Advisors are rising to the occasion (from wherever they reside) and figuring out things such as retro-fitting an e-signature solution when there are extra layers of paperwork, as is often the case with annuities accounts.
"It's not as seamless," Olerio said of some of the manual labors associated with various accounts. "But it'll get there. Getting that connectivity had been on the industry to-do list but wasn't a priority. Now it's going to get done."
Another common refrain: younger, newer advisors – technologically savvier but more reliant on referrals by way of foot traffic in branches – are having a harder time. The new normal actually has been easier for the older veterans to handle because they have an established book of clients and, when confronted with forced rectification of technology aversions, found laptop-enabled video functionality (surprise) much easier than they thought, said several industry members.

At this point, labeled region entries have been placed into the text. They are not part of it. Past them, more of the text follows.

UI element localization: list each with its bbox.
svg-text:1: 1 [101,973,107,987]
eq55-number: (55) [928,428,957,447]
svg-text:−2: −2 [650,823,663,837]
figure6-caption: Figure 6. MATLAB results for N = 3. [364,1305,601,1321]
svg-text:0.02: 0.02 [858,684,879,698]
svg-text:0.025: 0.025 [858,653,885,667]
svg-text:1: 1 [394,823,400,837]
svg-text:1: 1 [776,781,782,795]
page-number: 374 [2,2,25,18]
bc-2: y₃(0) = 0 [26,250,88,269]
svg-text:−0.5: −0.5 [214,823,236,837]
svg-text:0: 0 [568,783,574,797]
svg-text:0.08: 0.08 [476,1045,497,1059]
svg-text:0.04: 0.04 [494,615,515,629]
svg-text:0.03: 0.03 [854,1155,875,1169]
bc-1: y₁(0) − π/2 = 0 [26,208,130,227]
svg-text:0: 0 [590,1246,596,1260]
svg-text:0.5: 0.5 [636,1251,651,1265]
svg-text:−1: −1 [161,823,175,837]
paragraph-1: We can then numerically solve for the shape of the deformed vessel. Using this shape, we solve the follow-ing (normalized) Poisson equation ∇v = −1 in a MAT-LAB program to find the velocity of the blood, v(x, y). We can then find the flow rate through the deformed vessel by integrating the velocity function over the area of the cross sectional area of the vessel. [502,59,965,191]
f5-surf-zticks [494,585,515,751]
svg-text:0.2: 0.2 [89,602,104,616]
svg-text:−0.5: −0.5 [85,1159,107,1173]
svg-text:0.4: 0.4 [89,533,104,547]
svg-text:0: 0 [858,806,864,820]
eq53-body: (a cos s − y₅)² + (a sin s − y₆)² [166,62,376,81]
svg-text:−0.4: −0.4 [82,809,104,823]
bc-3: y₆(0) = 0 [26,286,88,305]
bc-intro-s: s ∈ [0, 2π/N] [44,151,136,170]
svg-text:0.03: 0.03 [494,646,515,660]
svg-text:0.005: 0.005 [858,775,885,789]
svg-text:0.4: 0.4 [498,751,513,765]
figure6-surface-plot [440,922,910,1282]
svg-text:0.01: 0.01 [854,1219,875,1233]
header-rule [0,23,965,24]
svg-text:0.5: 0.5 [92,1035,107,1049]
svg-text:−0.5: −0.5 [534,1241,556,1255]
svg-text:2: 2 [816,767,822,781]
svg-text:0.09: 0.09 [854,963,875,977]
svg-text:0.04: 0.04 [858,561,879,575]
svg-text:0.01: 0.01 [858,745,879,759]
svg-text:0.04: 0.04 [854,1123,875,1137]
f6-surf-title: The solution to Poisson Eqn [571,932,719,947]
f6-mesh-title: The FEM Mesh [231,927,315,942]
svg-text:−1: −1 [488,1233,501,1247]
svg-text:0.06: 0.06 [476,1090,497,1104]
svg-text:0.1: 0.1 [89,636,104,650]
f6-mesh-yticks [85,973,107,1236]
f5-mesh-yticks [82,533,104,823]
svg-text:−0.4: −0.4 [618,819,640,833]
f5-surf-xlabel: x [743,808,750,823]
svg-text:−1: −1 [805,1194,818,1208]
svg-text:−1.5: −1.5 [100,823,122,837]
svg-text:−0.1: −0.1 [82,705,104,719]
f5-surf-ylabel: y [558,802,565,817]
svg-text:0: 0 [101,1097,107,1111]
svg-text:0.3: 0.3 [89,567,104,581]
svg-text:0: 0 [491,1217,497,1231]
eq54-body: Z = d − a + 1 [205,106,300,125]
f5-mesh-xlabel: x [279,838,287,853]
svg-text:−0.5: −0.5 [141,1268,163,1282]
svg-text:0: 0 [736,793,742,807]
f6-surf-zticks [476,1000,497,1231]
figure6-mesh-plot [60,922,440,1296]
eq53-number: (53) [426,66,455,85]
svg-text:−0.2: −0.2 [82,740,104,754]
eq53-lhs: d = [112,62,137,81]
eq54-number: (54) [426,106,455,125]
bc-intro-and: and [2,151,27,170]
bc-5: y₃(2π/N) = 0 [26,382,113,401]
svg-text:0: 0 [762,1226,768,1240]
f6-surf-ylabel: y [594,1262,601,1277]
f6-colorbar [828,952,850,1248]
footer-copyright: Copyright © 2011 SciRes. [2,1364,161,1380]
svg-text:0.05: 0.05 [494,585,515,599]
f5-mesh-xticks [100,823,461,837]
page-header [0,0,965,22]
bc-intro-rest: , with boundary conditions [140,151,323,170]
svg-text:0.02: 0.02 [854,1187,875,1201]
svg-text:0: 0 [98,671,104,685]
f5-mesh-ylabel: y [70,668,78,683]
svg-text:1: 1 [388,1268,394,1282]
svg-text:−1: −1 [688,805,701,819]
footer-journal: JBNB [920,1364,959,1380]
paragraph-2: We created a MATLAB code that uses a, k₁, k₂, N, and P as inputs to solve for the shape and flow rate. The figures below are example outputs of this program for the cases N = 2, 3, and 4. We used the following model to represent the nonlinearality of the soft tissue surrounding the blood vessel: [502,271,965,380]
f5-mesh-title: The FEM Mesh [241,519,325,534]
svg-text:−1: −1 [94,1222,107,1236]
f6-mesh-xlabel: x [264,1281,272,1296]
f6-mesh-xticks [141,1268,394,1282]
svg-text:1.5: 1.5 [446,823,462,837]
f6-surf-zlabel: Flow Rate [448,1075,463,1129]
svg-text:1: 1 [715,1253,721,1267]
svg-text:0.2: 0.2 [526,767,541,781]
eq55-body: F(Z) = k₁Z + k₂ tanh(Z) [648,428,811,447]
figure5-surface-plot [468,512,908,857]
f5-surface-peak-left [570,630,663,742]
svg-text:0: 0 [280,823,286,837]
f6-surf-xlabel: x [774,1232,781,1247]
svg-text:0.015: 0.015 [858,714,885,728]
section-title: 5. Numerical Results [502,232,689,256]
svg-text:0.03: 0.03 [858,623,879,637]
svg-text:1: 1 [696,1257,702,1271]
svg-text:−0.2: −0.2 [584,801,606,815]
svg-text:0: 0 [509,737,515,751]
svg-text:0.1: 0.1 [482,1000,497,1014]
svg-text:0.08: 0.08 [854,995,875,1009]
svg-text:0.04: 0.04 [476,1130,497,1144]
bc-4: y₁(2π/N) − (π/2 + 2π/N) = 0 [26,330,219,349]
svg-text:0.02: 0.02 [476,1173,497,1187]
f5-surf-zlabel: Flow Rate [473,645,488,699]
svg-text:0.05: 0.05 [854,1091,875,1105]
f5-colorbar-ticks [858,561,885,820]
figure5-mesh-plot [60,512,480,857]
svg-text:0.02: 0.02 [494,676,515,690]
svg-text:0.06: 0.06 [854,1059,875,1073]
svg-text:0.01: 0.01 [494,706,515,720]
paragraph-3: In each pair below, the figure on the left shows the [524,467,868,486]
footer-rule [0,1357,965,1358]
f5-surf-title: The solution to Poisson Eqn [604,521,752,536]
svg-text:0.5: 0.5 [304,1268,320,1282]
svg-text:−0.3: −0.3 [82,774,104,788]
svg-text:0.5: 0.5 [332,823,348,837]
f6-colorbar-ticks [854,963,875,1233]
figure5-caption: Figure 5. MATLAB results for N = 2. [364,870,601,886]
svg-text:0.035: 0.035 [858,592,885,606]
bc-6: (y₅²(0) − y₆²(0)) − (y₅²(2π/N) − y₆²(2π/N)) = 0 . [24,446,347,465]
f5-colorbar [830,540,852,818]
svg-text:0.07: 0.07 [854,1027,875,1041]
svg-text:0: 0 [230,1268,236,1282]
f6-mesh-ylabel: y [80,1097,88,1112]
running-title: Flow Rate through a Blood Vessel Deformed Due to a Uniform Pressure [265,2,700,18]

PNC advisors' ability to remain in touch with their clients as the workforce transitioned away from office-based communication systems to cell phones and Skype-based communication proved to be "surprisingly seamless," said PNC senior managers Rob Santillo and Margaret Richardson in a joint email response.
Branch Traffic Disruption Being Felt
“I have a large book of business so overall it has not been too disruptive for me," said American Heritage's Roberts. "But it has been very difficult for newer advisors and for those attracting new clients and accounts and creating new relations. It’s a pretty dry well for referrals that we typically get from our branches.”
During the regular monthly team meeting -- now a group conference call -- the more seasoned advisors are doing their part to give encouragement to peers facing difficulties.
CSBI's Comfort hosted a call May 7 with advisors from across the country so, he explained, “they could hear success tips from their own peers about leveraging changes and achieving results.”
Webster's Olerio described the firm's "meeting in a box," which essentially is a soup-to-nuts module for all preparation and technology steps to hold a virtual client sit-down via Webex, all part of changing mindsets.
"People understand that something that was complicated in normal times is now twice as complicated,” Olerio said. “But you muscle through because your clients need you to."
Not all workarounds are going to be the new normal and some hard lessons still need to be absorbed.
Disruption to branch traffic is being felt tremendously.
“It makes us think more about how we harvest bank opportunities digitally and not rely on branch referrals,” Miroballi said.
"We’ve had to do what we had to do," Roberts said. ""What I tell fellow advisors is to have a constructive and honest assessment of what’s going on and share it with your clients, and have them share their perspective. And listen."